Getting great landscape (and seascape) shots takes more than just the right lens or the proper setup. In fact, the key to amazing landscape photography may actually lie in composition. A landscape photo can have remarkable clarity and ideal lighting, yet still fail short due to poor composition.
Fortunately, the composition of landscape photos is fairly simple. A standard landscape photo has three distinct “lines”: a horizon, a foreground, and an area with the subject. Balancing these lines is crucial if you want to create beautiful landscape images.
To bring these lines into balance, try composing your image according to the following rules of composition:
1. Rule of Thirds
The first and perhaps most basic principle is the rule of thirds. Simply divide your composition into three vertical and three horizontal rows to create a nine square grid. Then, try positioning any points of interest at the intersections of the grid. This arrangement helps to balance the scene and guide the viewer to the photo’s focal points.
For landscapes, it’s best to avoid setting the main subject in the dead center of the grid. Instead, counterbalance it with other elements to show off the full beauty of the scene.
Another way to compose a landscape is to use elements within the scene to frame the subject. Consider the landscape paintings of artists such as Maxfield Parrish, who used boulders and tree branches to frame scenic views. This same effect can be used in landscape photography, too.
You don’t need to have a complete, four-sided frame. A partial frame can achieve the same effect. For example, rocky cliffs could frame a foggy seascape, and a shady forest could frame a snow-capped mountain.

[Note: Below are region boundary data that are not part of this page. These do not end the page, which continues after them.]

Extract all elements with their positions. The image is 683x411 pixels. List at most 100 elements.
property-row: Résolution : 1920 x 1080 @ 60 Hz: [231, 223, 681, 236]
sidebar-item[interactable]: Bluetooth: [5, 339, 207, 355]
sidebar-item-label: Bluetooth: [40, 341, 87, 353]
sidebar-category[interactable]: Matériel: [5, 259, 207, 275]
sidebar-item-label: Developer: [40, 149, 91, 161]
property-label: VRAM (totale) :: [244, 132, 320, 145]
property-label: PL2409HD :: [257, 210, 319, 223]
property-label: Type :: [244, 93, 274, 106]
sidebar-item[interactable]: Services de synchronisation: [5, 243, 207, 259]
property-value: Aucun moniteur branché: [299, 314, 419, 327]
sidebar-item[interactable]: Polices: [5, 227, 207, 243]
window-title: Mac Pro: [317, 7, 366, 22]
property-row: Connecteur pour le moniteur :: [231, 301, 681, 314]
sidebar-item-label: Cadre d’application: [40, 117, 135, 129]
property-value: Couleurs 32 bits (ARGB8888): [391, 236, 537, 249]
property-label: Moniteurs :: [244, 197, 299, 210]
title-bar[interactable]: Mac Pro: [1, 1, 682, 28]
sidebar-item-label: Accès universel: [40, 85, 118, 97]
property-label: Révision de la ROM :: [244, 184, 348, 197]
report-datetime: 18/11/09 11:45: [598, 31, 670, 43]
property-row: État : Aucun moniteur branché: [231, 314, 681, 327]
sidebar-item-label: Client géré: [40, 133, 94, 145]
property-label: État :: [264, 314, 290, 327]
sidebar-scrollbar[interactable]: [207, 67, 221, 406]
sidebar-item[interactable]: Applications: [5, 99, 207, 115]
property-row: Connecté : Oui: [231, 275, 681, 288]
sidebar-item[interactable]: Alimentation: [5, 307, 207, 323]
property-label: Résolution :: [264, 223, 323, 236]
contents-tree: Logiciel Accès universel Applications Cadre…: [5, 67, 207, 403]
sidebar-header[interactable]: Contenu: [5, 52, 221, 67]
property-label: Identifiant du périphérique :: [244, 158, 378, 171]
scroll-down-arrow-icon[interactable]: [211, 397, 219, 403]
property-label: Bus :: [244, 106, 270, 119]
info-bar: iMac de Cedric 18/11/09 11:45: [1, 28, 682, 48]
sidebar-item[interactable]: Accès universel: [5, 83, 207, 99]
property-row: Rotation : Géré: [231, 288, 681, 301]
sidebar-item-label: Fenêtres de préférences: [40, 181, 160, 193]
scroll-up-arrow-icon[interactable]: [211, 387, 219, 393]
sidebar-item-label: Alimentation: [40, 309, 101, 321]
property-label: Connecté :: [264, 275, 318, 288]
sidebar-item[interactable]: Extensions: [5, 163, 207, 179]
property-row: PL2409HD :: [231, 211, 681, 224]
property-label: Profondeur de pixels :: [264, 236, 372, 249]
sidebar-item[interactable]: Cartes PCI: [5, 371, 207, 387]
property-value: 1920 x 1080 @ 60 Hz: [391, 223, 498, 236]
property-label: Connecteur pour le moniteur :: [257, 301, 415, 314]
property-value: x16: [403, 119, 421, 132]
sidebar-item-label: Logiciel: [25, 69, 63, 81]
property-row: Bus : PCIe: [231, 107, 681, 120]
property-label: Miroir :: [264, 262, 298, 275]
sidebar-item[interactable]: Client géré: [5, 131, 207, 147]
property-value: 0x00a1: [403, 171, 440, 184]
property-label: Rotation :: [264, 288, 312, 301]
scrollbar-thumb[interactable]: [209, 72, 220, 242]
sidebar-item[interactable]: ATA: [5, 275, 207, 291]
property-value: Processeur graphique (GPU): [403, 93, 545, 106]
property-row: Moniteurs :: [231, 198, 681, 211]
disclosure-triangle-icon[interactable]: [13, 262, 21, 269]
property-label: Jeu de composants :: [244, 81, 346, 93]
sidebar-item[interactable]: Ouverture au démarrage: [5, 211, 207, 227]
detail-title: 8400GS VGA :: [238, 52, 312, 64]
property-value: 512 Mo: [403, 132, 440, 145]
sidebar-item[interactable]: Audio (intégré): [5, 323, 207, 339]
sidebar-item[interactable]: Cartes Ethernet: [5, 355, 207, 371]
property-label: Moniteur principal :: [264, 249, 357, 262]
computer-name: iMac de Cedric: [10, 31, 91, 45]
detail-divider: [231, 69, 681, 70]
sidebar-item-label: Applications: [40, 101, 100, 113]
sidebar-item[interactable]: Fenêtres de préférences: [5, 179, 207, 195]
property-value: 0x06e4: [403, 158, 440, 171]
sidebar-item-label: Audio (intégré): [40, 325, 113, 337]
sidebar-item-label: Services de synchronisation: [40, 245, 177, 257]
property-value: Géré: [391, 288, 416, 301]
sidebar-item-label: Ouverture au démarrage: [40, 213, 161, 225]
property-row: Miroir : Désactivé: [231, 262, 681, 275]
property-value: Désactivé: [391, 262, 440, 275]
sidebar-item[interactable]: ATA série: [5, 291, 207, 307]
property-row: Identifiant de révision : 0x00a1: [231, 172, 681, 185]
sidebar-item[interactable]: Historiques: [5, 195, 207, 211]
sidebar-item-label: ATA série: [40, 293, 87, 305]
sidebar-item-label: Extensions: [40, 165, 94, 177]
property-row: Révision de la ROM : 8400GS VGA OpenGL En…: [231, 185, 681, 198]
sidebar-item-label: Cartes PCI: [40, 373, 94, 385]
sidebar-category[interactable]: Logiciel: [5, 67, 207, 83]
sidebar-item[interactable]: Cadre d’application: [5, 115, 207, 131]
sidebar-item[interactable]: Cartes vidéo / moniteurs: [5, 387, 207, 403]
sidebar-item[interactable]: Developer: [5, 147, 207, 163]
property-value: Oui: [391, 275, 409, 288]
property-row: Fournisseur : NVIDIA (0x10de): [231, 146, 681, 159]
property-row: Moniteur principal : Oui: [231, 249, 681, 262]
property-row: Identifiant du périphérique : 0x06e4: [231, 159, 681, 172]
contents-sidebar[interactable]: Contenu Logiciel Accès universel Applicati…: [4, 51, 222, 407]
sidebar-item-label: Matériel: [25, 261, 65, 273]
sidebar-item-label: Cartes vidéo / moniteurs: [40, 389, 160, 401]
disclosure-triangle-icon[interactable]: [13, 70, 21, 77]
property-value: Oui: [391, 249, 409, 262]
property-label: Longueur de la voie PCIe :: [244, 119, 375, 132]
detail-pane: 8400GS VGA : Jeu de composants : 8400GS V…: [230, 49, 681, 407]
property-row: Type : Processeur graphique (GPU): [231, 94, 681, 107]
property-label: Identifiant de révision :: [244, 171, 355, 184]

3. Diagonals, Horizontals, and Verticals
Framing and the rule of thirds are two reliable ways to compose a photograph, but they’re not the only options. Returning to the concept of lines in landscape photography, you could play with diagonal, horizontal or vertical lines in your composition. For instance, car tracks could divide a grassy field vertically, bringing beauty into an otherwise unremarkable scene.
You can also layer lines across an image. For example, you could horizontally layer a sunrise, mountains, fog, trees, and a grassy field to create a striking landscape photo. Of course, you would need to find that scene first, but perhaps it’ll be more noticeable if you keep the concept of lines in mind.